The gym is decorated with construction paper banners and folding tables covered in student projects. Parents wander around taking photos. Children tug sleeves and point at their work. The new principal, Dr. Aisha Bennett, walks through the room speaking to every child by name.
Valentina stands near the first-grade display wearing a yellow sweater.
Her picture is in the center.
It shows a little bird flying over a school. Below the school is a crowd of people holding up their hands, not to trap the bird, but to lift it higher. In one corner, there is a small figure standing beside a classroom door.
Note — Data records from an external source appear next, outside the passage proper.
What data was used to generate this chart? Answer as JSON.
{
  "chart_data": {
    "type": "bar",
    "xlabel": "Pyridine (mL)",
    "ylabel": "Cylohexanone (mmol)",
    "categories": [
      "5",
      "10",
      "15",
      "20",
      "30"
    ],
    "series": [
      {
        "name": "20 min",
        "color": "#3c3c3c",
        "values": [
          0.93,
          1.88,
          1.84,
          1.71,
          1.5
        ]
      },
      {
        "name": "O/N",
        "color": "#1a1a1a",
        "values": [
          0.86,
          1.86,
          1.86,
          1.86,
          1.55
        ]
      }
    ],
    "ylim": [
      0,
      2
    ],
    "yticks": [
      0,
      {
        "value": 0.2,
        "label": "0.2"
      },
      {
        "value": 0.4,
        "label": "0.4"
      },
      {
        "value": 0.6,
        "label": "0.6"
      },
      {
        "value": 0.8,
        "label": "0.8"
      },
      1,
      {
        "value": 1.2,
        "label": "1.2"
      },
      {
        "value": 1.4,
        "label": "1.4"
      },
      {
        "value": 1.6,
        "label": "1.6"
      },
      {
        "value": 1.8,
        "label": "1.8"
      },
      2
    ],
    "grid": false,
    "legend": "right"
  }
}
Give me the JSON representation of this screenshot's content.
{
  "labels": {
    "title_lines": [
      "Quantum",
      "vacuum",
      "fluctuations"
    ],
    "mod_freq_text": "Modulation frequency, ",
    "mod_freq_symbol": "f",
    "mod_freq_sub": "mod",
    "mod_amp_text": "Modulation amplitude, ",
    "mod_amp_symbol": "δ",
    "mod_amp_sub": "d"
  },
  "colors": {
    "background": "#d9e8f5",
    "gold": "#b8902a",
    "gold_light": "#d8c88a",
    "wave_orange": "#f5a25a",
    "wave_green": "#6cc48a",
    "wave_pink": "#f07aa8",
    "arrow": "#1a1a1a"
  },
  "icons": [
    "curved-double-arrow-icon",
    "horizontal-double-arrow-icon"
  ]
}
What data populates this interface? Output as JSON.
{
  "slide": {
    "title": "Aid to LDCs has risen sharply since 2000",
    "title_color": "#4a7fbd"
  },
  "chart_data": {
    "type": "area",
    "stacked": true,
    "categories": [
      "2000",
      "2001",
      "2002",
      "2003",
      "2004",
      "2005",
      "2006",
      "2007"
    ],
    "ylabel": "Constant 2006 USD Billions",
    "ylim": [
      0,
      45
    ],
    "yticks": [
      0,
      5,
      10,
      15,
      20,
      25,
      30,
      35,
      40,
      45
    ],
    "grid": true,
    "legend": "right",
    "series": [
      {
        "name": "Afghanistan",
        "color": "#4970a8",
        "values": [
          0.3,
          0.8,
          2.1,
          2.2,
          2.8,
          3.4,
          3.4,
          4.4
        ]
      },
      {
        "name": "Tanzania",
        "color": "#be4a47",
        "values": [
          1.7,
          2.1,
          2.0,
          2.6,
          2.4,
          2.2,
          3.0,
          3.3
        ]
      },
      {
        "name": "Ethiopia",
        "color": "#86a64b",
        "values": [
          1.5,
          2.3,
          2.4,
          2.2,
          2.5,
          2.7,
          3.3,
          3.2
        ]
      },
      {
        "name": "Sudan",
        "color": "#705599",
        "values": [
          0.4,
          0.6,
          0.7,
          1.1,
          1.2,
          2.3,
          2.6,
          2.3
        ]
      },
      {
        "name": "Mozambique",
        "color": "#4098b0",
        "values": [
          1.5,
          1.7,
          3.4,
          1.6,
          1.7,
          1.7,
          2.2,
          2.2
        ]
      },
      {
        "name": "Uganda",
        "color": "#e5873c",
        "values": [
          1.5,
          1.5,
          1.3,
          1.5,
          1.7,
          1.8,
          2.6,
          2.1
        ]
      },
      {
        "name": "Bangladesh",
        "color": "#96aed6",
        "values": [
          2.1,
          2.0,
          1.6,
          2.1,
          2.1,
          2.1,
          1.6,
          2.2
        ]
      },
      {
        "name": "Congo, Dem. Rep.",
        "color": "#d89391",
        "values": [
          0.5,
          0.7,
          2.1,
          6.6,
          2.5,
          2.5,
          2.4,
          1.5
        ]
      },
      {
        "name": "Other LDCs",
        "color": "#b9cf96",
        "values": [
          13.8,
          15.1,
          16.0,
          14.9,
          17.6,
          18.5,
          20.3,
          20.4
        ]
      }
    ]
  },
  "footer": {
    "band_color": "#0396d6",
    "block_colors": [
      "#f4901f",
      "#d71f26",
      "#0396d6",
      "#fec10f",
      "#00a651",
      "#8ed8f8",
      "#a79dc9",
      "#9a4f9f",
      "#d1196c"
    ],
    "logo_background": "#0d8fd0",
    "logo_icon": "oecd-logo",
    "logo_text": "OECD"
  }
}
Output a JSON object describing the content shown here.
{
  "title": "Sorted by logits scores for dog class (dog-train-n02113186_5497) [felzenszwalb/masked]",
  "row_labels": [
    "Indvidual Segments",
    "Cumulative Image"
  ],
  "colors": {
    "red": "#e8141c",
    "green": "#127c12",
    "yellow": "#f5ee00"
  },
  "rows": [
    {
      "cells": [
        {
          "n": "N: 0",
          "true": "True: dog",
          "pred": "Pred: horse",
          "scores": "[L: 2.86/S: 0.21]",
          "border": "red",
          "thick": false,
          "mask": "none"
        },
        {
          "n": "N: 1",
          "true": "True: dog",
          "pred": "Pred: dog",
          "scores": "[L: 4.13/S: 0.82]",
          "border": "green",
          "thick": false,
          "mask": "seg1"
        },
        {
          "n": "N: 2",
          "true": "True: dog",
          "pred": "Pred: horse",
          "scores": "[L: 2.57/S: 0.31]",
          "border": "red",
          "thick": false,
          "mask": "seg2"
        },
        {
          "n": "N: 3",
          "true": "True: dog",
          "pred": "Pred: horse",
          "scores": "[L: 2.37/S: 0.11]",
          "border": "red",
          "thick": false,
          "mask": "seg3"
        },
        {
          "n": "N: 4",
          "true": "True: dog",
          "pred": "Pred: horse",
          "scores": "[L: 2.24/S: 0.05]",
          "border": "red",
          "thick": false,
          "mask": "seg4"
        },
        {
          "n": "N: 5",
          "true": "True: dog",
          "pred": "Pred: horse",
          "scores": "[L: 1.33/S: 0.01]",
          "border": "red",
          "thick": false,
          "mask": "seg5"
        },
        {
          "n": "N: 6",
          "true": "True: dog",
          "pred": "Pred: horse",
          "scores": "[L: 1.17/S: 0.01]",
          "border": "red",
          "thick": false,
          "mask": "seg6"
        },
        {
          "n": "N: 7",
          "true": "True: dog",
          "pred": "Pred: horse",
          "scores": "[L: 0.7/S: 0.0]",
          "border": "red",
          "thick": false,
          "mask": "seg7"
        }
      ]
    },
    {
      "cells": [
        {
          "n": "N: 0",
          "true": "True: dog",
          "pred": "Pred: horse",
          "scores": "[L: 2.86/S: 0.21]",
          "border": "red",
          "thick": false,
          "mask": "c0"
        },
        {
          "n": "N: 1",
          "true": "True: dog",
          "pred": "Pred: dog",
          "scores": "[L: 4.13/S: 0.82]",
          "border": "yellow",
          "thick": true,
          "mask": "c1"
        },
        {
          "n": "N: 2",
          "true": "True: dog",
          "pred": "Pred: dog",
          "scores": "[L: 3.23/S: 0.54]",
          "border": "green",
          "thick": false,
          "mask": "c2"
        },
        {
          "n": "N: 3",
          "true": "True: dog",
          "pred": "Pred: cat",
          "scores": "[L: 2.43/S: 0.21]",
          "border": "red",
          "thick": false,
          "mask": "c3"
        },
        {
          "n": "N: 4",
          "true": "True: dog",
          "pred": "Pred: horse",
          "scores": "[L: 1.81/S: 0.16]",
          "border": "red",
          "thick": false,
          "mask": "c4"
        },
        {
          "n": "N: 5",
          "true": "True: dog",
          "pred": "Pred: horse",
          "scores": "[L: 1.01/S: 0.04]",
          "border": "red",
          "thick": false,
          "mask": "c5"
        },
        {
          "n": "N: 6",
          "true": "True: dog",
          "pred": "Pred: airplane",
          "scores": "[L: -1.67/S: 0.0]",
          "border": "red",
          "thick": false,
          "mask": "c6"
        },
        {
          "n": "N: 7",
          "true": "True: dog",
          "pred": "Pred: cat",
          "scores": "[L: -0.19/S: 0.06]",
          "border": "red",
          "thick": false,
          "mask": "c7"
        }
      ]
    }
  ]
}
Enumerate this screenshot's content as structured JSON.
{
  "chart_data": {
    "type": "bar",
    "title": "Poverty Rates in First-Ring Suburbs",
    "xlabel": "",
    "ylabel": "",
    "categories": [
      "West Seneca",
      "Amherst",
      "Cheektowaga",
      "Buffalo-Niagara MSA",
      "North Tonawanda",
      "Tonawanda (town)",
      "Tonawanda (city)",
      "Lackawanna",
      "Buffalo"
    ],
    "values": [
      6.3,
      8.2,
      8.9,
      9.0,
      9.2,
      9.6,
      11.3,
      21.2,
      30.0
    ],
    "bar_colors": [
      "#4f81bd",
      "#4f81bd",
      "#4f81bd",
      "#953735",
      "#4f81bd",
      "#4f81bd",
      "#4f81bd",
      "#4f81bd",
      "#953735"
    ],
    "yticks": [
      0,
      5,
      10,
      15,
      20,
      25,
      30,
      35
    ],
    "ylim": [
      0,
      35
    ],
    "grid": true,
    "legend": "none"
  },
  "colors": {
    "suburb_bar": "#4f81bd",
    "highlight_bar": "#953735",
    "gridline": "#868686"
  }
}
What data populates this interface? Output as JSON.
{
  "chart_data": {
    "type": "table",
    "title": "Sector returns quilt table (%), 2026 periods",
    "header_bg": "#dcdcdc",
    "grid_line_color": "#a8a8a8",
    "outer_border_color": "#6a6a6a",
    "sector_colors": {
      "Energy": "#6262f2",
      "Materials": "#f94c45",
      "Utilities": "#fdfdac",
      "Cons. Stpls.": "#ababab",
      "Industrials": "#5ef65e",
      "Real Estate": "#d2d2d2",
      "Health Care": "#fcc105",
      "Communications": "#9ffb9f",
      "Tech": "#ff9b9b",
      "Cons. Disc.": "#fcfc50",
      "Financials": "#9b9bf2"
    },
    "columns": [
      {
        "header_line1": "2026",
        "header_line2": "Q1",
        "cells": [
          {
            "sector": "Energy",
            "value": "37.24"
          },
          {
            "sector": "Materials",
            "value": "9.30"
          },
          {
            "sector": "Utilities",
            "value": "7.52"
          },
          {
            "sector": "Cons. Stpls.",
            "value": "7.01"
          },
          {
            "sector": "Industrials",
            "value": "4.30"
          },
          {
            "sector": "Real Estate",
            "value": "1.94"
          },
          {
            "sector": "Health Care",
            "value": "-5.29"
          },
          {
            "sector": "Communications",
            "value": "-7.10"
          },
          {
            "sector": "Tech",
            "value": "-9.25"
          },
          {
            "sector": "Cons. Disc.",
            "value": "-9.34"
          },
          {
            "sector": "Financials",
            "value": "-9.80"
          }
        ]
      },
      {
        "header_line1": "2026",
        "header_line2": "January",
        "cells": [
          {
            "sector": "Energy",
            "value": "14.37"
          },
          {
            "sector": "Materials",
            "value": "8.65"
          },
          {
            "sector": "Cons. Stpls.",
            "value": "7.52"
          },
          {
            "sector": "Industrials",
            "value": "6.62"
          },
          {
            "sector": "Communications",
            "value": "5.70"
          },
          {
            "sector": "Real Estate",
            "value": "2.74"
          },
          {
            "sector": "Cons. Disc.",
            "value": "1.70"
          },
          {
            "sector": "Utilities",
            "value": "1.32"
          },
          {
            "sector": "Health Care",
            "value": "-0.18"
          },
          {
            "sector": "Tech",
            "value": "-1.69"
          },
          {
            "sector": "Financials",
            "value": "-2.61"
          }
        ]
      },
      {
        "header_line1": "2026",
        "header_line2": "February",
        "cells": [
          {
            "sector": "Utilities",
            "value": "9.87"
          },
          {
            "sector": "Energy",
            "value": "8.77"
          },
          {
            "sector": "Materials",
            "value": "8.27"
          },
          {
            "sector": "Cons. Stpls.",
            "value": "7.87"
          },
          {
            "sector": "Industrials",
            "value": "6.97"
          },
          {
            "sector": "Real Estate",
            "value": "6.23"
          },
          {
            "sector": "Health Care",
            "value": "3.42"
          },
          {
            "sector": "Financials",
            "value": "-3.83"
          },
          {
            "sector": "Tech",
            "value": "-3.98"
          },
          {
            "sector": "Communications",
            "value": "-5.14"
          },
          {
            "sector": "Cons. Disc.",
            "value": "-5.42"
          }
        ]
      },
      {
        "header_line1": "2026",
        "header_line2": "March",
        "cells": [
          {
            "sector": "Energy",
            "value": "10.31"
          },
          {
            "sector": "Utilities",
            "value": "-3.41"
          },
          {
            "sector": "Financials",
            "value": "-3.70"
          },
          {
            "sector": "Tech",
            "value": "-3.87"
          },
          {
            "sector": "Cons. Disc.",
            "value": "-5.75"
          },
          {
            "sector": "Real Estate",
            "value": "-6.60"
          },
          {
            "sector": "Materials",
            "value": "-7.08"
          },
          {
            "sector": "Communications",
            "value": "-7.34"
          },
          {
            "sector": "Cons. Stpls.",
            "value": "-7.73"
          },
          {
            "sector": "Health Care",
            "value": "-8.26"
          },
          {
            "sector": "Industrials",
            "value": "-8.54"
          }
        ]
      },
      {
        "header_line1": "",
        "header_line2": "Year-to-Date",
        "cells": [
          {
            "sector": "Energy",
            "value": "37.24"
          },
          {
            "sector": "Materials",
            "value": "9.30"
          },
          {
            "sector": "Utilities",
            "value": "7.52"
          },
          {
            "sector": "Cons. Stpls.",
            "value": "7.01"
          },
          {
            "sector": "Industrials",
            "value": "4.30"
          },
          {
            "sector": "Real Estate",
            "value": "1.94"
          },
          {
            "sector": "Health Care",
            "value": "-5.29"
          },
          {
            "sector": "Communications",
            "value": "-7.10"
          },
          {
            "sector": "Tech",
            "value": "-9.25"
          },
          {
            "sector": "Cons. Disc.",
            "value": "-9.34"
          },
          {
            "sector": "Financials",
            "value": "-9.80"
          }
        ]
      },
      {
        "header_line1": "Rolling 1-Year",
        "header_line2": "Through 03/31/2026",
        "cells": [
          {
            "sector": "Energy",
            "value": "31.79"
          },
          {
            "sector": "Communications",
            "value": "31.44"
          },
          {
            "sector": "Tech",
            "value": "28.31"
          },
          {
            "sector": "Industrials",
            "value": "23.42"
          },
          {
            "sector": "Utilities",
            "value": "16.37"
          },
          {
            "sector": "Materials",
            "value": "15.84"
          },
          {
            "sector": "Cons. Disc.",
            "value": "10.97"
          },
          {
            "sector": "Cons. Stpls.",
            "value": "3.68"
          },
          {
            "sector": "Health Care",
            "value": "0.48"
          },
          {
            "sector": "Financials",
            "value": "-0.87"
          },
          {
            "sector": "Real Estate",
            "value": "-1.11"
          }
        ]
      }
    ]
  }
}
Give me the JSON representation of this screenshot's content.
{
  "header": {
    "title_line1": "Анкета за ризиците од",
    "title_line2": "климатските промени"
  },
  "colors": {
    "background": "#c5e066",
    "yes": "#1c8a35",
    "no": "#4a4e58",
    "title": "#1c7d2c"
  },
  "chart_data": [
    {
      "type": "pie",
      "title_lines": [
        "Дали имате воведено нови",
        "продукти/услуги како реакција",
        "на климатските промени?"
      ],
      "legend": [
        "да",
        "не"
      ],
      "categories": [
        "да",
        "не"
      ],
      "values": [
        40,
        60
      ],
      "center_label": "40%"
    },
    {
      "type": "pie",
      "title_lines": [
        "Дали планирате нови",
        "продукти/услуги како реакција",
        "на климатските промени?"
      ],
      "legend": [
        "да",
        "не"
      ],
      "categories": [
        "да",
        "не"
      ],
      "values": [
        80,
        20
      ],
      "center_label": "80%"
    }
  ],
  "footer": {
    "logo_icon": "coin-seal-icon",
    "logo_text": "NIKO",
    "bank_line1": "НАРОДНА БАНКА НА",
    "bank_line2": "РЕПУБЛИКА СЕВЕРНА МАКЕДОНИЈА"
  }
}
You know who it is before Valentina tells you.
She walks up beside you. “That’s you.”
“I figured,” you say softly.
“You’re not wearing seeing glasses this time.”
“No?”
She shakes her head. “You don’t need them anymore.”
You look at the drawing for a long time.
Elena comes over, her eyes already wet. “She titled it herself,” she says.
You read the little card taped beneath the artwork.
The Day Somebody Heard Me
You have to swallow before speaking. “That’s a beautiful title.”
Valentina shrugs like it is no big deal, but she is smiling.
A local reporter walks through the gym, invited to cover the art show and the school’s reforms. She recognizes you, of course. Everyone in the city knows your face now, at least a little. She asks if you are willing to say something about what happened last year.
You glance at Elena.
She nods.
You glance at Valentina.
She is busy showing her aunt the bird’s wings.
So you turn to the reporter and say only what matters.